In the late '50s and early '60s they had a gay daughter. Well, she's in her '70s now. Still gay. I, one time, described her as; drunk when it was popular and gay when it wasn't. As far as I know that is the only time any member of our family mentioned that my aunt was gay. Sorry, it was a plot device in a short story I wrote. The story wasn't that good.
If I have a point this is it. Had anyone mentioned my aunt's sex life or our own for that matter in front of my grandparents we would have been met with silence and probably quietly, privately, corrected later. That silence in response to an inappropriate comment, no matter the subject was probably the most effective corrective action that could have been taken. In these times that seems reasonable enough but 50 or 60 years ago it was insightful and enlightened in terms of sexuality. The truth is, they weren't alone. They were simply in the minority. That's the way good ideas grow.

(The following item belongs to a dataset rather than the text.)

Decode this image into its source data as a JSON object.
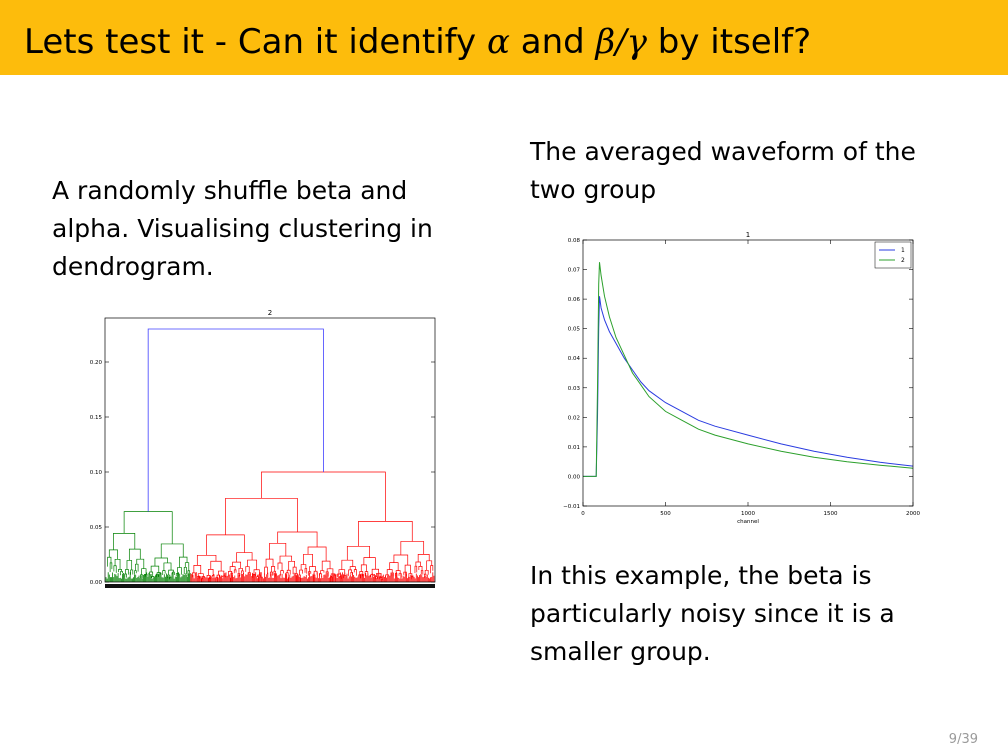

Here's where I think we've gone wrong. Every couple weeks we hear that someone has come "out". Why? What makes people think their sexual preferences are some fodder for public consumption? I'm sure there are perfectly legal things I enjoy as a heterosexual that would make some people's hair stand on end. Should I come out as a cunningulist? There's an image, sorry. Erskine Caldwell would be proud. What makes one sex act substantially different from another? In the short term all sex acts have the same result. Mixing genders isn't some revolution, it's a change of venue. A decent, satisfying relationship isn't based in the bedroom no matter the gender of the partners. Ya gotta have something to talk about. It's that companionship and communication that makes mortgage payments and buys furniture and that companionship remains an immensely private matter.
So, it sounds like I advocate "Don't ask, don't tell". I would change that just a bit. "Don't tell, don't ask" or " Keep it in your pants" or better yet, " Don't know, don't care". As is so often the case ignorance and apathy are the best policies.